Desorption trends of small alcohols and the disruption of intermolecular interactions at defect sites on Au(111)†
Abstract
Gold-based catalysts have received tremendous attention as supports and nanoparticles for heterogeneous catalysis, in part due to the ability of nanoscale Au to catalyze reactions at low temperatures in oxidative environments. Surface defects are known active sites for low temperature Au chemistry, so a full understanding of the interplay between intermolecular interactions and surface morphology is essential to an advanced understanding of catalytic behavior and efficiency. In a systematic study to better understand the adsorption and intermolecular behavior of small alcohols (C1–C4) on Au(111) defect sites, coverage studies of methanol, ethanol, 1-propanol, 1-butanol, 2-butanol, and isobutanol have been conducted on Au(111) using ultrahigh vacuum temperature programmed desorption (UHV-TPD).
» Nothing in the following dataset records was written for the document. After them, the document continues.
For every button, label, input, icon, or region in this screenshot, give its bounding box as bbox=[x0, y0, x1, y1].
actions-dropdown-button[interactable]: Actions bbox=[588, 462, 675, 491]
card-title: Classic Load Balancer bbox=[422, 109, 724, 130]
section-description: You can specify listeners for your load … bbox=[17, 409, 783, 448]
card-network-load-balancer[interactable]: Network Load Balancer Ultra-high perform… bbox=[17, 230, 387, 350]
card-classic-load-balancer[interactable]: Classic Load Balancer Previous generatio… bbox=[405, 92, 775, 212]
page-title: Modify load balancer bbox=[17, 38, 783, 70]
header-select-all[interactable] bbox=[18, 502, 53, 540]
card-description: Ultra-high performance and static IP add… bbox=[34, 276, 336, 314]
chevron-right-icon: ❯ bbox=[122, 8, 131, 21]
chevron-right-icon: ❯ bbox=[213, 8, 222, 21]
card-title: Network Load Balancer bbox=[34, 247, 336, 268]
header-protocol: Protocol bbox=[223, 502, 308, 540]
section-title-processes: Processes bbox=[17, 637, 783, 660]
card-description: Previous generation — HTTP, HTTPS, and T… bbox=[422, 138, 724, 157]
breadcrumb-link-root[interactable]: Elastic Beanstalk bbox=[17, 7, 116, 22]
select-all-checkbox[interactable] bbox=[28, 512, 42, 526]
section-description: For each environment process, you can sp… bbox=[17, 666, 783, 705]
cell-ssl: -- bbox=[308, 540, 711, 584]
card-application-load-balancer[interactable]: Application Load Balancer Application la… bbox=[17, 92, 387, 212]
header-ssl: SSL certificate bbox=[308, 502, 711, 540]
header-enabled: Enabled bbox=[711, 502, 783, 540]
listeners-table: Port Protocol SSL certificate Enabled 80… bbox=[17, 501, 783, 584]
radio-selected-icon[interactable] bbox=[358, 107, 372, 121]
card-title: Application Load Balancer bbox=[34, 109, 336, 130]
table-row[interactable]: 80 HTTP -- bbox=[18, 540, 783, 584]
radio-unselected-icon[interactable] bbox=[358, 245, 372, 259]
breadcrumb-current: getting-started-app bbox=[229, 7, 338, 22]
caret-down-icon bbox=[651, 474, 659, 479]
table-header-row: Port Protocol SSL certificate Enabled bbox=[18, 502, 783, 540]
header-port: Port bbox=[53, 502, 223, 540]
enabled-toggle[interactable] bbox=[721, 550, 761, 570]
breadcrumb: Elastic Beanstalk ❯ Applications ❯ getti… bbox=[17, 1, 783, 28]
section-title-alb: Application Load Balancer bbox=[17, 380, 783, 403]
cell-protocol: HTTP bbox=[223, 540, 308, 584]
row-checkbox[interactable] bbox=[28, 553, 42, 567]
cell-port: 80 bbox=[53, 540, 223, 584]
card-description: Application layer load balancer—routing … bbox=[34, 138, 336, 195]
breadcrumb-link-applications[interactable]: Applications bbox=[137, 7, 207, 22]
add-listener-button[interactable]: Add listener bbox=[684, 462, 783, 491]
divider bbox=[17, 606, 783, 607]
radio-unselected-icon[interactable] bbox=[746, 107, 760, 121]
These small alcohols molecularly adsorb on the Au(111) surface and high resolution experiments reveal distinct terrace, step edge, and kink adsorption features for each molecule. The hydrogen-bonded (H-bonded) networks of small alcohols on Au(111), except for 1-butanol and isobutanol, have been previously imaged on the molecular level at low temperatures by scanning tunneling microscopy. Primary C1–C3 alcohols exhibit planar H-bonded long extended zigzag chain networks while 2-butanol arranges in tetramer clusters of H-bonded molecules due to steric hindrance inhibiting the proximity of molecules on Au(111). Herein, the desorption energy of small primary alcohols was shown to trend linearly with increasing C1–C4 carbon chain length, indicating that the H-bonded molecular packing of 1-butanol resembles that of methanol, ethanol, and 1-propanol, while isobutanol and 2-butanol deviate from the trend. Butanol isomer studies allow the prediction of isobutanol long extended chains in contrast to tetramers. The distinction between the desorption of butanol isomers highlights the role of intermolecular interactions due to the difference in molecular packing structures on Au(111). Furthermore, by studying the energetics of terrace H-bonded networks in comparison with molecular adsorption at undercoordinated step edge and kink defect sites, it is shown that the contribution of stabilizing van der Waals forces to the overall adsorption energy is less for small alcohols adsorbed at kink sites (3.1 kJ mol−1 per CH2) and similar for those adsorbed at step edge (4.8 kJ mol−1 per CH2) and Au terrace sites (4.9 kJ mol−1 per CH2).